India, many say, is like an addiction. I agree, because I need my fix every year or two. Else, it leaves me miserable, strung-over and frustrated, teetering on the edge of a collapse. There is something about the air that slows my pace and my pulse down. Time there seems to move at a pace more manageable. People are more personable, even perfect strangers. The days do not leave me feeling rushed, dazed and exhausted like they do back ‘here’. I become my own person, not some harried, do-it-all who is unable to do it all. 

This year’s trip, after two long years, came differently though and I didn't have any expectations. Friends were all too busy, family – close and far, ranged from disinterest and skepticism to occasional excitement. I wasn’t looking to get anywhere, only trying to get away and this has usually never been the case with me. I came on a vacation laden with fatigue, anxiety, trepidation, anger, skepticism and very little of hope for anything wonderful. 
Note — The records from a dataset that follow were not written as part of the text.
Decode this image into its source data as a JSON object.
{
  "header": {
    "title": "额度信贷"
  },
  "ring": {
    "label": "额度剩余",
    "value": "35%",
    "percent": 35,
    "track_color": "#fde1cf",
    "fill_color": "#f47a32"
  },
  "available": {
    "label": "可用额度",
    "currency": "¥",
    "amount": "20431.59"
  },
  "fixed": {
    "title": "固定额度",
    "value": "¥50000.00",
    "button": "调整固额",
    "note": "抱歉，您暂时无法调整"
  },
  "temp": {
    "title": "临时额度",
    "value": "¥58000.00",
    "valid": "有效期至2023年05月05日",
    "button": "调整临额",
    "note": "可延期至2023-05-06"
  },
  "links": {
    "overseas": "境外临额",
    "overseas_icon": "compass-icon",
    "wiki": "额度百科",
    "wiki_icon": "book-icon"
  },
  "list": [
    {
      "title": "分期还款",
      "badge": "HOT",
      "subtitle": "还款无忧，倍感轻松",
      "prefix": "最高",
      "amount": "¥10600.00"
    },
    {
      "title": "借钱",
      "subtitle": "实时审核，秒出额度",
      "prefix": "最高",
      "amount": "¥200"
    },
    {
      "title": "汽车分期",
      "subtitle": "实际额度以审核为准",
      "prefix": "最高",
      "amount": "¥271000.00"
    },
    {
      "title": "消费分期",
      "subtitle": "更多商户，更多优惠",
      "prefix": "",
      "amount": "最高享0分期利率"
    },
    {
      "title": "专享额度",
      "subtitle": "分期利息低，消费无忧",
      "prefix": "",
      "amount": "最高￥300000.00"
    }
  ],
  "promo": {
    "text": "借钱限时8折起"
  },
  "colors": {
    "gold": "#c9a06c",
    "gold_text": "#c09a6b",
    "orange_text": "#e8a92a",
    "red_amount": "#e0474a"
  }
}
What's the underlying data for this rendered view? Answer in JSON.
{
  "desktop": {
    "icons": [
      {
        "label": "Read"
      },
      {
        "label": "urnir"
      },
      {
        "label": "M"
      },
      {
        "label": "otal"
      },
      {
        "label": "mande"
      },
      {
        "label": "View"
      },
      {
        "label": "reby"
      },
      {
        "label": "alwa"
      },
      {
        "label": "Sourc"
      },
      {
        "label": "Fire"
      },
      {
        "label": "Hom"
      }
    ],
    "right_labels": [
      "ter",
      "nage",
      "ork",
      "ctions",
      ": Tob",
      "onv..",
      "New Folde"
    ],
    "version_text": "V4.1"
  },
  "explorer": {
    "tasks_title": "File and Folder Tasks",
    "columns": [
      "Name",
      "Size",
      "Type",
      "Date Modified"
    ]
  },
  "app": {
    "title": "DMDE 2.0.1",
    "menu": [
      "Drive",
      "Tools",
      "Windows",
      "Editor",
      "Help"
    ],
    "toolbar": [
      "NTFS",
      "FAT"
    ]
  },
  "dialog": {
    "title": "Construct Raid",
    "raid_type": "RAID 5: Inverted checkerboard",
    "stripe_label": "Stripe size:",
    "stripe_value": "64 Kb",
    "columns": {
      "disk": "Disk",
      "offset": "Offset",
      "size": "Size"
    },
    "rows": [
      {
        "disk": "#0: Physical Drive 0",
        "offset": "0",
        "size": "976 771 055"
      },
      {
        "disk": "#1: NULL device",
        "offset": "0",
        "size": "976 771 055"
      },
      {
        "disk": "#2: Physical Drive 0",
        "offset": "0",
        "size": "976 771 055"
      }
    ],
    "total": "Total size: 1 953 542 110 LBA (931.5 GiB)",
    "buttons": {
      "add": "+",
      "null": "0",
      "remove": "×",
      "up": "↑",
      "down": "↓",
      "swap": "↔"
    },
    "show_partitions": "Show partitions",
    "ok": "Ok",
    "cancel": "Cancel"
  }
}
There was a surgery planned but no vacation. There was a hospital stay planned, but no hotel stay. There were tests planned, no get-togethers. I was prepared for nothing and yet, this time, I couldn’t care. I was above and beyond caring and needed the space and the time. 

Surprisingly though, it was not a bad trip. It wasn't all that I had imagined because I didn't manage to visit all my haunts; the get-together’s have been different, have felt a little incomplete; home has felt different but reassuringly same; and people have changed – aged, some in ways favorable, but some in ways sad and unexpected; some places which were defined by their people have changed and become a little more alien. But despite the lack of expectations or plans, I must say things have not been bad. I wonder if it is because of the lack of expectations or because of that deep-seated fear of something terrible about to happen - whose mere absence is reassuring enough… 


After two years of a never-ending maze, I finally feel empty, peaceful, quiet. I can now sense the person I used to be – emerging from the haze. The camera, the books, the places and the people - are slowly becoming appealing. I think I am an addict and need my fix of this country held-together by nothing but its people and ‘jugaad’.